Si un être est composé de plusieurs parties, son bien est
l’acte propre, naturel et non déficient de la meilleure de
ses parties. Donc le bien naturel, pour l’âme, c’est
sa propre activité. Mais voici une âme qui tend son activité
vers le parfait, parce qu’elle est elle-même parfaite ; son
bien n’est plus seulement relatif à elle, il est le Bien
pris absolument. Soit donc une chose qui ne tende vers aucune autre parce
qu’elle est elle-même le meilleur des êtres, parce qu’elle
est même au-delà des êtres, mais vers qui tendent les
autres ; c’est évidemment le Bien, grâce à qui
les autres êtres ont leur part de bien. Et tous les êtres
qui participent ainsi au Bien le font de deux manières différentes,
ou bien en devenant semblables à lui, ou bien en dirigeant leur
activité vers lui. Si donc le désir et l’activité
se dirigent vers le Souverain Bien, le Bien lui-même ne doit viser
à rien et ne rien désirer ; immobile, il est la source et
le principe des actes conformes à la nature ; il donne aux choses
la forme du bien, mais non pas en dirigeant son action vers elles ; ce
sont elles qui tendent vers lui ; le Bien n’est point ce qu’il
est parce qu’il agit ou parce qu’il pense, mais parce qu’il
reste ce qu’il est. Puisqu’il est au-delà de l’être,
il est au-delà de l’acte, de l’intelligence et de la
pensée. Encore une fois, c’est la chose à laquelle
tout est suspendu, mais qui n’est suspendue à rien ; il est
ainsi la réalité à laquelle tout aspire. Il doit
donc rester immobile, et tout se tourne vers lui comme les points d’un
cercle se tournent vers le centre d’où partent tous les rayons.

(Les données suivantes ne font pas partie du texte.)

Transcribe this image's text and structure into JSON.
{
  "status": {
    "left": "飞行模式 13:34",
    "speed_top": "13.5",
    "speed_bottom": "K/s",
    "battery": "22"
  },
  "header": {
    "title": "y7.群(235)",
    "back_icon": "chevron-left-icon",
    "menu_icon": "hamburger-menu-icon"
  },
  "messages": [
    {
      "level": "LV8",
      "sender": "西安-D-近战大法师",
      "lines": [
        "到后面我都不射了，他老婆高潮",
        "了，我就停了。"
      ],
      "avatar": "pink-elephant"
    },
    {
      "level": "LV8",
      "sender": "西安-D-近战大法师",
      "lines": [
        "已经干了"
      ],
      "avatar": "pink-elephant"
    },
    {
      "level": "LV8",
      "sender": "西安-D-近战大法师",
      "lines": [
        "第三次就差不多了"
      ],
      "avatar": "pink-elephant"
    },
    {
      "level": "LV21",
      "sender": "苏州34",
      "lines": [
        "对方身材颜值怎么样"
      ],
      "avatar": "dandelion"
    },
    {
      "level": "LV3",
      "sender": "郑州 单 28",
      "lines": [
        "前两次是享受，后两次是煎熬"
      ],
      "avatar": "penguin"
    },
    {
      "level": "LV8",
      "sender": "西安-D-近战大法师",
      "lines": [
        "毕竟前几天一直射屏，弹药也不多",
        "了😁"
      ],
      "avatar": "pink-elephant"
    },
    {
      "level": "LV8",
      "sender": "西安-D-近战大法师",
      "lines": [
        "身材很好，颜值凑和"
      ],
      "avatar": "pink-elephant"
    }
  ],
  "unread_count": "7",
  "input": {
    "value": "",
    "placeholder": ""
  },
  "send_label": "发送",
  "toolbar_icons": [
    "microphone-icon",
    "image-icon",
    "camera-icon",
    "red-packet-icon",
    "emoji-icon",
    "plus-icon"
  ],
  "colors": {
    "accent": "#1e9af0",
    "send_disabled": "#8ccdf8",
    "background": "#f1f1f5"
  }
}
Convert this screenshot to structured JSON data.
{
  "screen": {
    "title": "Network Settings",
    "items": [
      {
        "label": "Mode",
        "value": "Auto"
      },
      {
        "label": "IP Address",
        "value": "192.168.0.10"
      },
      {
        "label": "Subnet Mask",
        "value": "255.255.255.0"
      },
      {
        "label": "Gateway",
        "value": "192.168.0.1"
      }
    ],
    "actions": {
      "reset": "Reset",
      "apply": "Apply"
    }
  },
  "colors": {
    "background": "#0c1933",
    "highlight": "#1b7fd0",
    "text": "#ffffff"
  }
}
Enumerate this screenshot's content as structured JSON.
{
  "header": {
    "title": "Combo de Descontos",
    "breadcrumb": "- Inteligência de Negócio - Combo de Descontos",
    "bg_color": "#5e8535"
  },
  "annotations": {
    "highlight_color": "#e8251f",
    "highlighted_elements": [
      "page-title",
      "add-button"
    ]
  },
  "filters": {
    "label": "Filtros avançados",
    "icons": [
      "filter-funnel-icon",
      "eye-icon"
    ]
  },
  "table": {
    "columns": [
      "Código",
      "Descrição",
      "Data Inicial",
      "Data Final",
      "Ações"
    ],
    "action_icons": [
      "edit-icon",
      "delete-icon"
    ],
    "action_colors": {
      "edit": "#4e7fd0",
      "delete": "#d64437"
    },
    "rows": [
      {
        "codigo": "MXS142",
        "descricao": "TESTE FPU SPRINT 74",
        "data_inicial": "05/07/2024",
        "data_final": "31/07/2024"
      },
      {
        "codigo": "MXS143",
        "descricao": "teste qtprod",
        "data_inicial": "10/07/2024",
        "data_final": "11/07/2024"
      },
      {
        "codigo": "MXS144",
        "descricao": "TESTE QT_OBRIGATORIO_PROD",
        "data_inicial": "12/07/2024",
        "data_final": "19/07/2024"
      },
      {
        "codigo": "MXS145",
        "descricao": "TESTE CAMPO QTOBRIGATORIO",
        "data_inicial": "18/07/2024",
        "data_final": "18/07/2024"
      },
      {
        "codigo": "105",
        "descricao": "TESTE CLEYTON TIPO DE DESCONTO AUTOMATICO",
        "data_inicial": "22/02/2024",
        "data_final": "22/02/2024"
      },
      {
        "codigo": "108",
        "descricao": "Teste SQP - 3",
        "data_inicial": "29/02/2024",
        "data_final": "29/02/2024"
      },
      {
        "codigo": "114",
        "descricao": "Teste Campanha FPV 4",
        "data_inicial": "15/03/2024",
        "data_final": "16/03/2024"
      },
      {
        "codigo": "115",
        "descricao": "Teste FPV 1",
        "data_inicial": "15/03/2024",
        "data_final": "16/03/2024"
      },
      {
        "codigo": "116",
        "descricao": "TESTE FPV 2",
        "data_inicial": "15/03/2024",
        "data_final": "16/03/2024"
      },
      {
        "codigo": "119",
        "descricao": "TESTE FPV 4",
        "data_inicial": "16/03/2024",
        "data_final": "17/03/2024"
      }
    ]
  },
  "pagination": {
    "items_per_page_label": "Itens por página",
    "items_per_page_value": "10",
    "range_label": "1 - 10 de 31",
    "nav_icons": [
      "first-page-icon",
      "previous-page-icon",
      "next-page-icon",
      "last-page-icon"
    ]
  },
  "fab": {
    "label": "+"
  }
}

Le soleil en est une image ; il est comme un centre pour la lumière
qui se rattache à lui ; aussi est-elle partout avec lui ; elle
ne se coupe pas en tronçons ; voulez-vous couper en deux un rayon
lumineux [par un écran], la lumière reste d’un seul
côté, du côté du soleil.
COMMENTAIRE
Dans son étude du bien, Plotin se voit défendre la conception
platonicienne, par-delà les objections qu’Aristote avait
pu adresser à ce dernier. Dans ce texte, qui est l’un des
derniers de Plotin (Traité 54), il montre que le bien,
lorsque l’on traite des « biens » particuliers, ne saurait
se dire de la même manière que lorsqu’il s’agit
du Bien absolu.
Du début jusqu’à « leur activité vers
lui », il s’agit de distinguer les biens particuliers (dans
un mouvement qui va du début à « sa propre activité
») du Bien pris de manière absolue (de « Soit donc
» à la fin du premier moment) qui ne peut être défini
par une activité et qui est participé par les autres biens.
De « Si donc le désir » à la fin du texte, le
Bien est tout d’abord pensé à la fois par rapport
au Premier moteur immobile aristotélicien et par rapport à
l’Un tel qu’il a été étudié par
Plotin (jusqu’à « tout aspire ») ; puis, à
l’aide de l’exemple du cercle et de celui du soleil, Plotin
marque nettement la reprise qu’il fait du platonisme.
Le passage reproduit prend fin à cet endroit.